Step 1: Weighing Paper
Here, we have a regular 8.5x11 inch piece of paper. It weighs about 4.6 grams (Isn't it fun to mix those metric and american units?) If we fold this into a paper airplane, it will still weigh the same (of course), but only PART of the weight will be used in "functional" parts of the plane like the wing surfaces. In fact, in a model like the classic Dart, only about half of the paper will end up in the wings (and a good part of that is folded in multiple layers, so it's not particularly efficiently applied to the wings.
Step 2: Weighing Other Things.
So what else is shaped like the fuselage (body) of an airplane? How about one of those long, skinny balloons that are typically twisted into animal shapes?
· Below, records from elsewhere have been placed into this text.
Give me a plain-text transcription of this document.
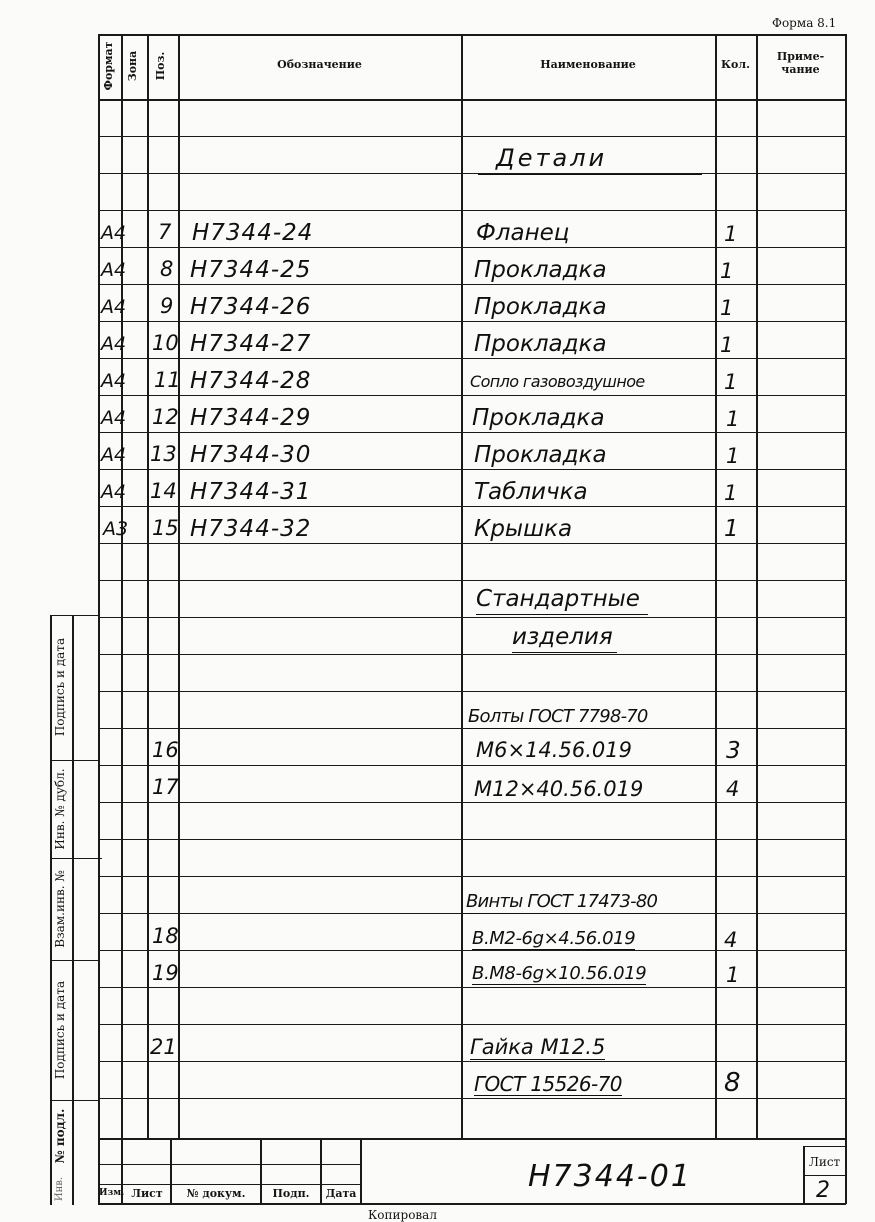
Форма 8.1
Формат Зона Поз.	Обозначение	Наименование	Кол.
Приме-
чание
Детали
А4 7 Н7344-24	Фланец	1
А4 8 Н7344-25	Прокладка	1
А4 9 Н7344-26	Прокладка	1
А4 10 Н7344-27	Прокладка	1
А4 11 Н7344-28	Сопло газовоздушное	1
А4 12 Н7344-29	Прокладка	1
А4 13 Н7344-30	Прокладка	1
А4 14 Н7344-31	Табличка	1
А3 15 Н7344-32	Крышка	1
Стандартные
изделия
Болты ГОСТ 7798-70
16	М6×14.56.019	3
17	М12×40.56.019	4
Винты ГОСТ 17473-80
18	В.М2-6g×4.56.019	4
19	В.М8-6g×10.56.019	1
21	Гайка М12.5
ГОСТ 15526-70	8
Подпись и дата
Инв. № дубл.
Взам.инв. №
Подпись и дата
№ подл.
Инв.	Изм. Лист	№ докум.	Подп.	Дата	Н7344-01	Лист
2
Копировал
One of these surprisingly rigid when inflated, at least compared to a piece of paper. You can attach wings and a tail with tape, weight the nose, and create a number of interesting plane designs. And it's still cheap and still easy to experiment with!
Here we have some balloons, weight in at 1.6 to 2.1 grams. Slightly more when inflated, of course (thereby demonstrating that air has mass!) That may not seem like a lot less than the paper when you're looking at the un-inflated balloon, but that 2.1g balloon is about five feet long when inflated. That's either a very large plane, or ... we can use PART of the balloon!